Nair M G, Murthy B R, Patil S D, Kisliuk R L, Thorndike J, Gaumont Y, Ferone R, Duch D S, Edelstein M P
Department of Biochemistry, University of South Alabama, Mobile 36688.
J Med Chem. 1989 Jun;32(6):1277-83. doi: 10.1021/jm00126a022.
The Boon-Leigh procedure, involving condensation of a 6-chloro-5-nitropyrimidine (22) with an alpha-amino ketone (20 or 21) followed by reduction of the nitro group, cyclization, and L-glutamylation, led to the formation of 11-deazahomofolate (29) and its 10-methyl derivative (30). The corresponding (6R,S)-5,6,7,8-tetrahydro (4, 5) and 7,8-dihydro (31, 32) derivatives were prepared by catalytic hydrogenation. (6S)-11-Deazatetrahydrohomofolate was prepared from 29 by enzymatic reduction. Compounds 29 and 30 had little effect (IC50 greater than 2 x 10(-5) M) on Lactobacillus casei glycinamide ribonucleotide (GAR) formyltransferase but (6R,S)-11-deazatetrahydrohomofolate (4) is a potent inhibitor of this enzyme (IC50 = 5 x 10(-8) M). It is at least 100 times more inhibitory than 33, the 6S compound, indicating that the 6R component of the mixture having the unnatural configuration at C6 (34) is responsible for the potent inhibition. Compound 4 is a much weaker inhibitor of murine (L1210) and human (MOLT-4) leukemia cell GAR formyltransferases (IC50 greater than 1 x 10(-5) M). (6R,S)-11-Deaza-10-methyltetrahydrohomofolate (5) (IC50 = 1.1 x 10(-5) is 200 times weaker than 4 against L. casei GAR formyltransferase. However, 11-deaza-10-methyldihydrohomofolate (32) is more inhibitory (IC50 = 5.5 x 10(-7) M) than 5 or 30. None of the compounds showed inhibition of L. casei aminoimidazolecarboxamide ribonucleotide (AICAR) formyltransferase, dihydrofolate reductase, or thymidylate synthase. The dihydro derivatives 31 and 32 are 5% as active as dihydrofolate as substrates for L. casei dihydrofolate reductase. Compound 4 showed moderate inhibition of the growth of L. casei, Streptococcus faecium, MOLT-4 cells, and MCF-7 human breast adenocarcinoma cells.
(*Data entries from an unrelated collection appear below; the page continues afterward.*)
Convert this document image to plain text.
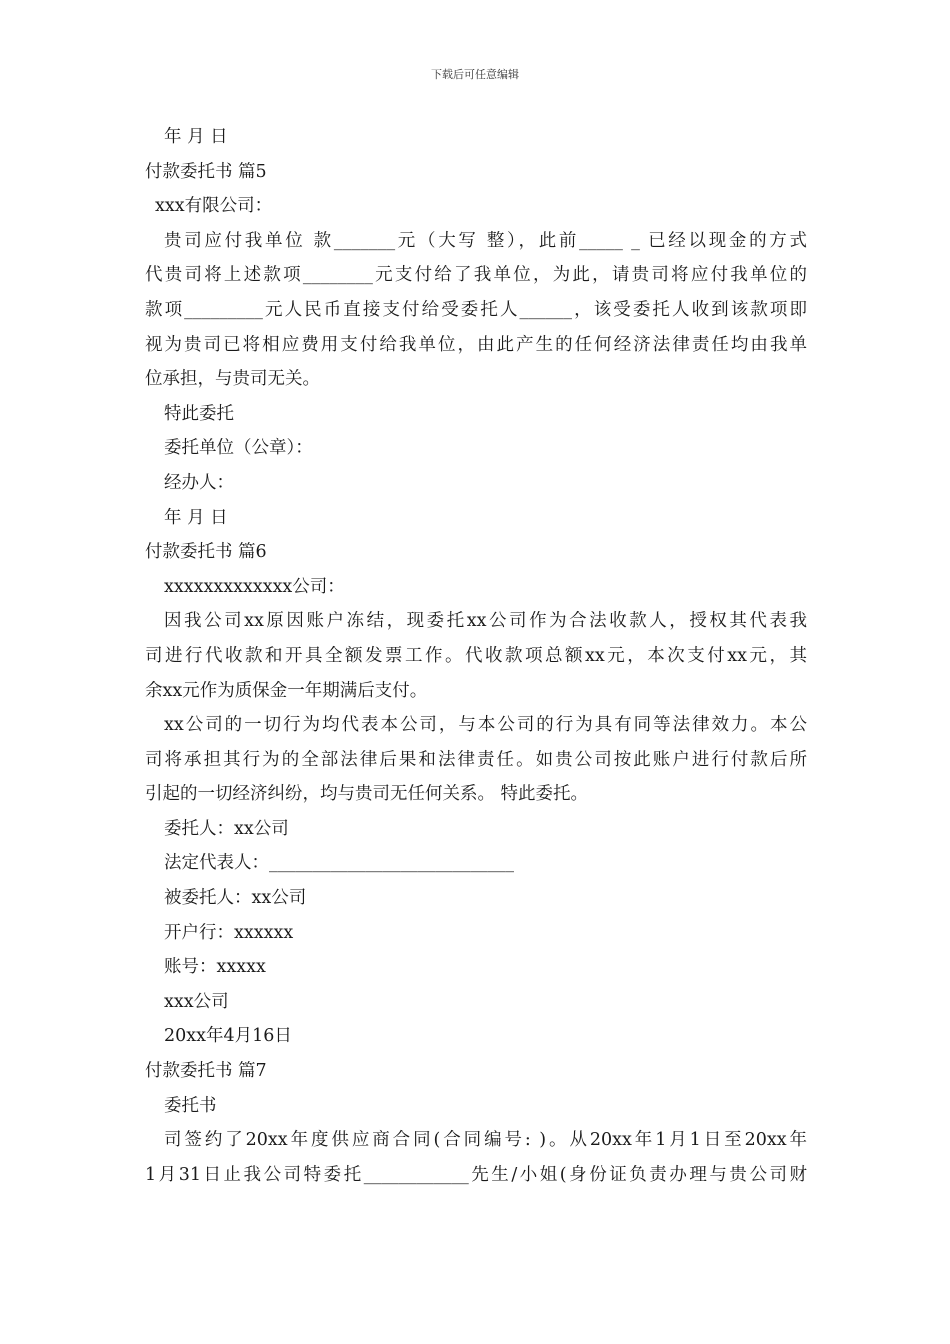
下载后可任意编辑

年 月 日

付款委托书 篇5

xxx有限公司：

贵司应付我单位 款_______元（大写 整），此前_____ _ 已经以现金的方式
代贵司将上述款项________元支付给了我单位，为此，请贵司将应付我单位的
款项_________元人民币直接支付给受委托人______，该受委托人收到该款项即
视为贵司已将相应费用支付给我单位，由此产生的任何经济法律责任均由我单
位承担，与贵司无关。

特此委托

委托单位（公章）：

经办人：

年 月 日

付款委托书 篇6

xxxxxxxxxxxxx公司：

因我公司xx原因账户冻结，现委托xx公司作为合法收款人，授权其代表我
司进行代收款和开具全额发票工作。代收款项总额xx元，本次支付xx元，其
余xx元作为质保金一年期满后支付。
xx公司的一切行为均代表本公司，与本公司的行为具有同等法律效力。本公
司将承担其行为的全部法律后果和法律责任。如贵公司按此账户进行付款后所
引起的一切经济纠纷，均与贵司无任何关系。 特此委托。

委托人：xx公司

法定代表人：____________________________

被委托人：xx公司

开户行：xxxxxx

账号：xxxxx

xxx公司

20xx年4月16日

付款委托书 篇7

委托书

司签约了20xx年度供应商合同(合同编号: )。从20xx年1月1日至20xx年
1月31日止我公司特委托____________先生/小姐(身份证负责办理与贵公司财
布恩 - 利 procedure,涉及6 - 氯 - 5 - 硝基嘧啶(22)与α - 氨基酮(20或21)缩合,随后硝基还原、环化和L - 谷氨酰化,导致形成11 - 去氮高叶酸(29)及其10 - 甲基衍生物(30)。相应的(6R,S) - 5,6,7,8 - 四氢(4,5)和7,8 - 二氢(31,32)衍生物通过催化氢化制备。(6S) - 11 - 去氮四氢高叶酸由29通过酶促还原制备。化合物29和30对干酪乳杆菌甘氨酰胺核糖核苷酸(GAR)甲酰基转移酶几乎没有影响(IC50大于2×10^(-5) M),但(6R,S) - 11 - 去氮四氢高叶酸(4)是该酶的有效抑制剂(IC50 = 5×10^(-8) M)。它的抑制作用比6S化合物33至少强100倍,表明在C6处具有非天然构型的混合物的6R组分(34)是强效抑制的原因。化合物4对小鼠(L1210)和人(MOLT - 4)白血病细胞GAR甲酰基转移酶的抑制作用弱得多(IC50大于1×10^(-5) M)。(6R,S) - 11 - 去氮 - 10 - 甲基四氢高叶酸(5)(IC50 = 1.1×10^(-5))对干酪乳杆菌GAR甲酰基转移酶的抑制作用比4弱200倍。然而,11 - 去氮 - 10 - 甲基二氢高叶酸(32)比5或30更具抑制性(IC50 = 5.5×10^(-7) M)。这些化合物均未显示对干酪乳杆菌氨基咪唑甲酰胺核糖核苷酸(AICAR)甲酰基转移酶、二氢叶酸还原酶或胸苷酸合酶有抑制作用。二氢衍生物31和32作为干酪乳杆菌二氢叶酸还原酶的底物,其活性仅为二氢叶酸的5%。化合物4对干酪乳杆菌、屎肠球菌、MOLT - 4细胞和MCF - 7人乳腺腺癌细胞的生长有中度抑制作用。